A similar process of refining organized chaos into a well-structured spectacle is currently underway for PYT’s upcoming production, which focuses on young men’s inspirations and life challenges.

J is full of praise for the work of PYT staff like Sigurdardottir. After weeks of brainstorming and experimenting, he says, “everything fits together” when the Icelander pulls out her “little black book” full of observations of the ideas the young men have tried in the studio over the course of their sessions.
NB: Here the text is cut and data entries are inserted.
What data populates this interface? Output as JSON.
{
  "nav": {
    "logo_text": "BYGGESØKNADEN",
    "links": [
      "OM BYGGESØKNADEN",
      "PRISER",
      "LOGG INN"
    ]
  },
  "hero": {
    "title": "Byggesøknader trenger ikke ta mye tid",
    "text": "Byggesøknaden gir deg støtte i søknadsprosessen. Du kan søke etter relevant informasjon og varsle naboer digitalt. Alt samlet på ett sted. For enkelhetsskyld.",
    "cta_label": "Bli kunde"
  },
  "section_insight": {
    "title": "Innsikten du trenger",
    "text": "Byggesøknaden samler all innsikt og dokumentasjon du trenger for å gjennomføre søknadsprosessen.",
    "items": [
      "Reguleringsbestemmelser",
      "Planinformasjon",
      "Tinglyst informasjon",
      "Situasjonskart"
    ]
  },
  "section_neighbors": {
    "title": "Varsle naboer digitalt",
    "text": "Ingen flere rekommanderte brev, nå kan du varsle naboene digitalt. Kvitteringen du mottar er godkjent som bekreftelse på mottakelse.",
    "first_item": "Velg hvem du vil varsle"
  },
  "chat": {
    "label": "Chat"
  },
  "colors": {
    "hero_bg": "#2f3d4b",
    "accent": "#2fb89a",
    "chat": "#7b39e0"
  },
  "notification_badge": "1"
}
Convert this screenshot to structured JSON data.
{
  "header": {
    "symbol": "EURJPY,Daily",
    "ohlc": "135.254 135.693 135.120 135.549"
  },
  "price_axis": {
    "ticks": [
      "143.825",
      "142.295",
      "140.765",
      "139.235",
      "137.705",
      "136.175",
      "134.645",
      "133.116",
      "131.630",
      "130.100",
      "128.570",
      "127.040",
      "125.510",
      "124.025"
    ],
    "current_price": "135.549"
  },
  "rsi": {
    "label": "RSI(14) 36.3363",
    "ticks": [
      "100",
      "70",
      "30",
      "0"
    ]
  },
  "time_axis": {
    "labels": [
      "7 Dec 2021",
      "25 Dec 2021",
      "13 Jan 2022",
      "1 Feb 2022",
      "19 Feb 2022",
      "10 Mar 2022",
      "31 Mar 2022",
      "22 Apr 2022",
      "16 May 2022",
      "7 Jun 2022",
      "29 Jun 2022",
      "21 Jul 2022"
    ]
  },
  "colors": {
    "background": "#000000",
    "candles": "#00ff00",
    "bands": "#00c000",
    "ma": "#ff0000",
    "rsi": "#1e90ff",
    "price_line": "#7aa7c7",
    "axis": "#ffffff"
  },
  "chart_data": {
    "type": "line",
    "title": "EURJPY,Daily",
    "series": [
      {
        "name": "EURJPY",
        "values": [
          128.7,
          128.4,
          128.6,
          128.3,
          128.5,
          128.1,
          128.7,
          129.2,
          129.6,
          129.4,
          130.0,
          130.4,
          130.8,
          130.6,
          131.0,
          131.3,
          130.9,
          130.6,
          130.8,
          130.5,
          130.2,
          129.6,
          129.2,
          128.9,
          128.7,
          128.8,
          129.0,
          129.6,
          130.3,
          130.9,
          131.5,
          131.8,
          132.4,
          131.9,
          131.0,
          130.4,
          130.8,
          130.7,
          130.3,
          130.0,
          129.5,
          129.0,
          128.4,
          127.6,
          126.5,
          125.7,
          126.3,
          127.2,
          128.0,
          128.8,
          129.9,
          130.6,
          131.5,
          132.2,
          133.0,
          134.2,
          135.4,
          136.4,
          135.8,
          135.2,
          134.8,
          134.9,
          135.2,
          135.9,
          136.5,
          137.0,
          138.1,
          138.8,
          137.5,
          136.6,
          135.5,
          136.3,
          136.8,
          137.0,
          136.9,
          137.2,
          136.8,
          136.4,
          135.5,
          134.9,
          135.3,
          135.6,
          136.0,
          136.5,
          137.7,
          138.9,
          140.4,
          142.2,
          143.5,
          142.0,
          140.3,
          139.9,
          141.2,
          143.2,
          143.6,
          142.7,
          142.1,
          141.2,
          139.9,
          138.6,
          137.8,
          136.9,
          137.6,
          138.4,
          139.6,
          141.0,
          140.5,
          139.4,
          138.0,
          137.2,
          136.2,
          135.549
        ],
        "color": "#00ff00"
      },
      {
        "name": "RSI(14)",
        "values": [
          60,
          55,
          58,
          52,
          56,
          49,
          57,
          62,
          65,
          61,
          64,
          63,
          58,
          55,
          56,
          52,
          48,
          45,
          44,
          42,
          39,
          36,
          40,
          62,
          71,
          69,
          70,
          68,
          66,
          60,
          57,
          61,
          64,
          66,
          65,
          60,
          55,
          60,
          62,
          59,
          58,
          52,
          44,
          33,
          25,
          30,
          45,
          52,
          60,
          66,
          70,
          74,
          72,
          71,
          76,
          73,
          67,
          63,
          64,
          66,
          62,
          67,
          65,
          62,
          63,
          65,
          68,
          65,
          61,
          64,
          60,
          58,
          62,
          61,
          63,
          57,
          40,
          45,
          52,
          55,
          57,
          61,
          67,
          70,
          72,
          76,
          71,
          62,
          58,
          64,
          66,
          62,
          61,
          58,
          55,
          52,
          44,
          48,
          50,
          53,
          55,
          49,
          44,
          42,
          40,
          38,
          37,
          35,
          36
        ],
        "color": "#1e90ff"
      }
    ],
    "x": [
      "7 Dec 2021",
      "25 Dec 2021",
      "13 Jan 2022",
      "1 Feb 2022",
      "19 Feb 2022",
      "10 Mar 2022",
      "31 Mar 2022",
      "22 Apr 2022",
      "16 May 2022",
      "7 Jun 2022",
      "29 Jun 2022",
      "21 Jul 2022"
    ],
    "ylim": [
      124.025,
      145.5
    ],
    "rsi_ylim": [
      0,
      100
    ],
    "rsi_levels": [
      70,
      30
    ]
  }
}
There will of course be those who will highlight the offenses committed by the young people of the PYT. For these people, concern for the self-confidence of young offenders will be at the bottom of their list of priorities.

However, caring about what the inmates of HMYOI Polmont think of themselves when they arrive about to be released is much more than bleeding-heart liberalism. These are the needs, not only of the young men themselves, but of society as a whole.

Young offenders who have been involved in the PYT learn new skills and new ways of expressing themselves. Perhaps most importantly, they experienced in practice the importance of cooperation and responsibility to others – if the young men come out of Polmont with the newfound sense of purpose, it seems obvious that they are less likely to reoffend.

The truth is that these young people live with the very considerable punishment of the deprivation of their liberty. If they have the opportunity to broaden their horizons and minimize the risk of ending up behind bars, that is certainly something we can all support.